For centuries, people have thought that the Moon affects sleep patterns. But does it really? Many people report increased sleepiness when there is a full moon, and there have even been some studies linking the Moon with sleep patterns. However, a new study conducted by researchers from the Max Planck Institute of Psychiatry in Munich did not observe any correlation between human sleep and the lunar phases.
It’s a really old belief, and you’d expect someone has looked into it and figured it out by now, right? Well, so far, studies on the issue have had varying and contradicting results. The effects were very rarely estimated with an actual EEG. In some studies women appeared more affected by the moon phase, in others men. In others, there were no significant influences. So how do you avoid having yet another inconclusive study, and show actual statistical relevance?

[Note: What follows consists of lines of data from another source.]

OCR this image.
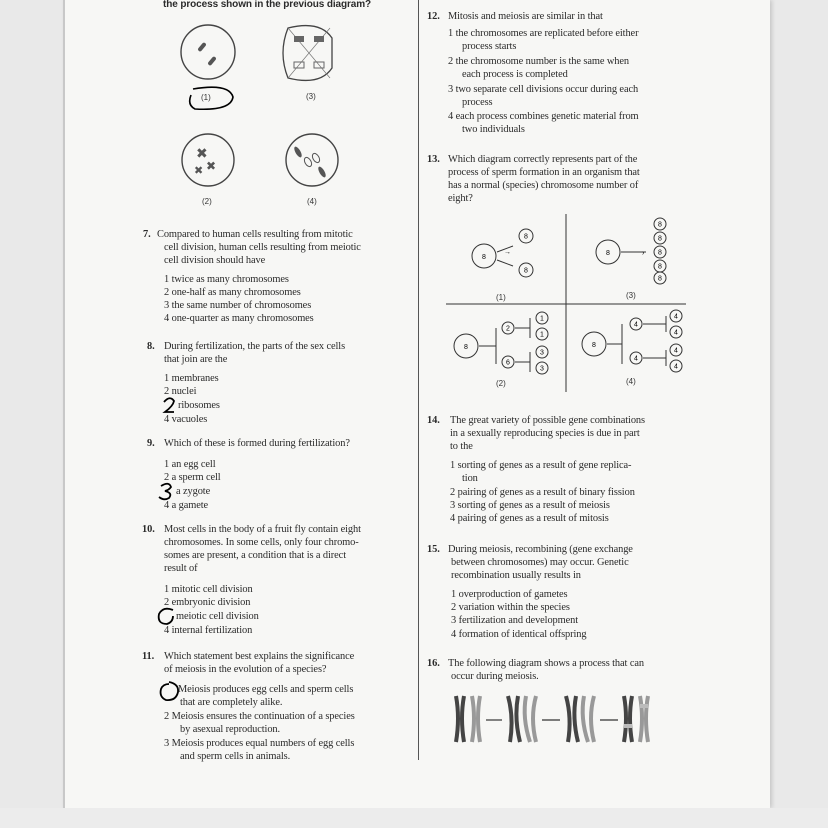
the process shown in the previous diagram?
✖
✖
✖
(1)	(3)
(2)	(4)
7. Compared to human cells resulting from mitotic
cell division, human cells resulting from meiotic
cell division should have
1 twice as many chromosomes
2 one-half as many chromosomes
3 the same number of chromosomes
4 one-quarter as many chromosomes
8. During fertilization, the parts of the sex cells
that join are the
1 membranes
2 nuclei
ribosomes
4 vacuoles
9. Which of these is formed during fertilization?
1 an egg cell
2 a sperm cell
a zygote
4 a gamete
10. Most cells in the body of a fruit fly contain eight
chromosomes. In some cells, only four chromo-
somes are present, a condition that is a direct
result of
1 mitotic cell division
2 embryonic division
meiotic cell division
4 internal fertilization
11. Which statement best explains the significance
of meiosis in the evolution of a species?
Meiosis produces egg cells and sperm cells
that are completely alike.
2 Meiosis ensures the continuation of a species
by asexual reproduction.
3 Meiosis produces equal numbers of egg cells
and sperm cells in animals.
12. Mitosis and meiosis are similar in that
1 the chromosomes are replicated before either
process starts
2 the chromosome number is the same when
each process is completed
3 two separate cell divisions occur during each
process
4 each process combines genetic material from
two individuals
13. Which diagram correctly represents part of the
process of sperm formation in an organism that
has a normal (species) chromosome number of
eight?
8
→
8
8
8	›
8
8
8
8
8
8
2
6
1
1
3
3
8
4
4
4
4
4
4
(1)	(3)
(2)	(4)
14. The great variety of possible gene combinations
in a sexually reproducing species is due in part
to the
1 sorting of genes as a result of gene replica-
tion
2 pairing of genes as a result of binary fission
3 sorting of genes as a result of meiosis
4 pairing of genes as a result of mitosis
15. During meiosis, recombining (gene exchange
between chromosomes) may occur. Genetic
recombination usually results in
1 overproduction of gametes
2 variation within the species
3 fertilization and development
4 formation of identical offspring
16. The following diagram shows a process that can
occur during meiosis.
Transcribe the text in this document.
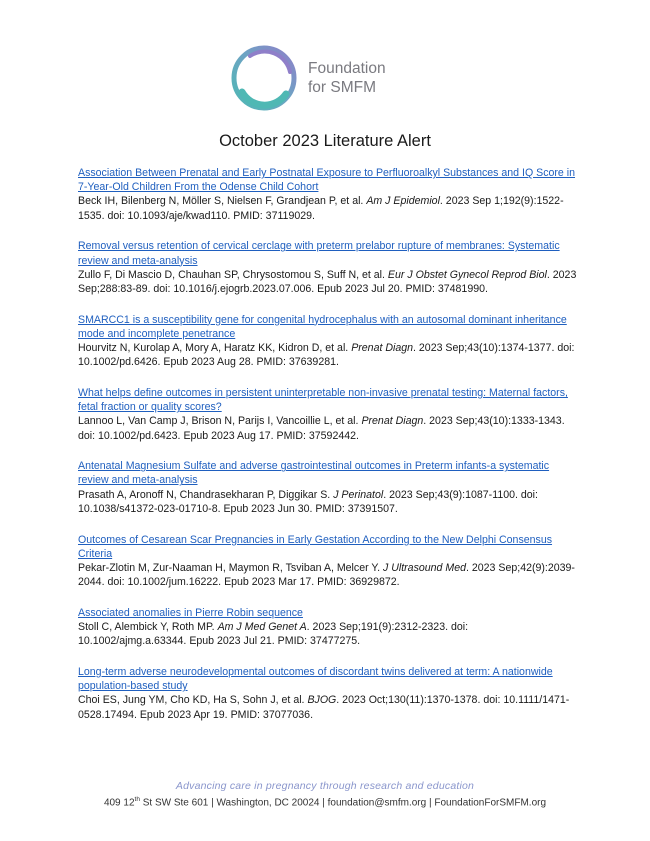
Foundation
for SMFM
October 2023 Literature Alert
Association Between Prenatal and Early Postnatal Exposure to Perfluoroalkyl Substances and IQ Score in 7-Year-Old Children From the Odense Child Cohort
Beck IH, Bilenberg N, Möller S, Nielsen F, Grandjean P, et al. Am J Epidemiol. 2023 Sep 1;192(9):1522-1535. doi: 10.1093/aje/kwad110. PMID: 37119029.
Removal versus retention of cervical cerclage with preterm prelabor rupture of membranes: Systematic review and meta-analysis
Zullo F, Di Mascio D, Chauhan SP, Chrysostomou S, Suff N, et al. Eur J Obstet Gynecol Reprod Biol. 2023 Sep;288:83-89. doi: 10.1016/j.ejogrb.2023.07.006. Epub 2023 Jul 20. PMID: 37481990.
SMARCC1 is a susceptibility gene for congenital hydrocephalus with an autosomal dominant inheritance mode and incomplete penetrance
Hourvitz N, Kurolap A, Mory A, Haratz KK, Kidron D, et al. Prenat Diagn. 2023 Sep;43(10):1374-1377. doi: 10.1002/pd.6426. Epub 2023 Aug 28. PMID: 37639281.
What helps define outcomes in persistent uninterpretable non-invasive prenatal testing: Maternal factors, fetal fraction or quality scores?
Lannoo L, Van Camp J, Brison N, Parijs I, Vancoillie L, et al. Prenat Diagn. 2023 Sep;43(10):1333-1343. doi: 10.1002/pd.6423. Epub 2023 Aug 17. PMID: 37592442.
Antenatal Magnesium Sulfate and adverse gastrointestinal outcomes in Preterm infants-a systematic review and meta-analysis
Prasath A, Aronoff N, Chandrasekharan P, Diggikar S. J Perinatol. 2023 Sep;43(9):1087-1100. doi: 10.1038/s41372-023-01710-8. Epub 2023 Jun 30. PMID: 37391507.
Outcomes of Cesarean Scar Pregnancies in Early Gestation According to the New Delphi Consensus Criteria
Pekar-Zlotin M, Zur-Naaman H, Maymon R, Tsviban A, Melcer Y. J Ultrasound Med. 2023 Sep;42(9):2039-2044. doi: 10.1002/jum.16222. Epub 2023 Mar 17. PMID: 36929872.
Associated anomalies in Pierre Robin sequence
Stoll C, Alembick Y, Roth MP. Am J Med Genet A. 2023 Sep;191(9):2312-2323. doi: 10.1002/ajmg.a.63344. Epub 2023 Jul 21. PMID: 37477275.
Long-term adverse neurodevelopmental outcomes of discordant twins delivered at term: A nationwide population-based study
Choi ES, Jung YM, Cho KD, Ha S, Sohn J, et al. BJOG. 2023 Oct;130(11):1370-1378. doi: 10.1111/1471-0528.17494. Epub 2023 Apr 19. PMID: 37077036.
Advancing care in pregnancy through research and education
409 12th St SW Ste 601 | Washington, DC 20024 | foundation@smfm.org | FoundationForSMFM.org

Well, as any undergrad will tell you – get a bigger sampling size! That’s exactly what scientists did, analyzing the sleep data of overall 1,265 volunteers during 2,097 nights. All in all, that’s over 2 million nights of sleep.
“Investigating this large cohort of test persons and sleep nights, we were unable to replicate previous findings,” states Martin Dresler, neuroscientist at the Max Planck Institute of Psychiatry in Munich, Germany, and the Donders Institute for Brain, Cognition and Behaviour in Nijmegen, Netherlands. “We could not observe a statistical relevant correlation between human sleep and the lunar phases.”
They then looked onto pre-existing studies, to compare the results, and they found a very interesting thing. While most published studies tended to highlight a connection between the two, they found a lot of unpublished data which came back with negative results. This is probably the result of the so-called publication bias – or the drawer problem.
Basically, what happens is that studies that find a connection are more likely to be published than studies which don’t. So if your study found that the Moon is connected to sleep, it’s more likely to be published than if it hand’t. This is a huge problem in research, especially in medical research. If you conduct trials regarding a drug or a treatment and it works, it’s quite likely to be published. Howeveer, if you do the same thing and it doesn’t work (even if you conduct several trials), the results are much less likely to be accepted into peer reviewed journals. It’s easy to understand why this causes big problems in the long run.
The same thing seems to be happening with the Moon and sleep.
“To overcome the obvious limitations of retrospective data analysis, carefully controlled studies specifically designed for the test of lunar cycle effects on sleep in large samples are required for a definite answer,” comments Dresler.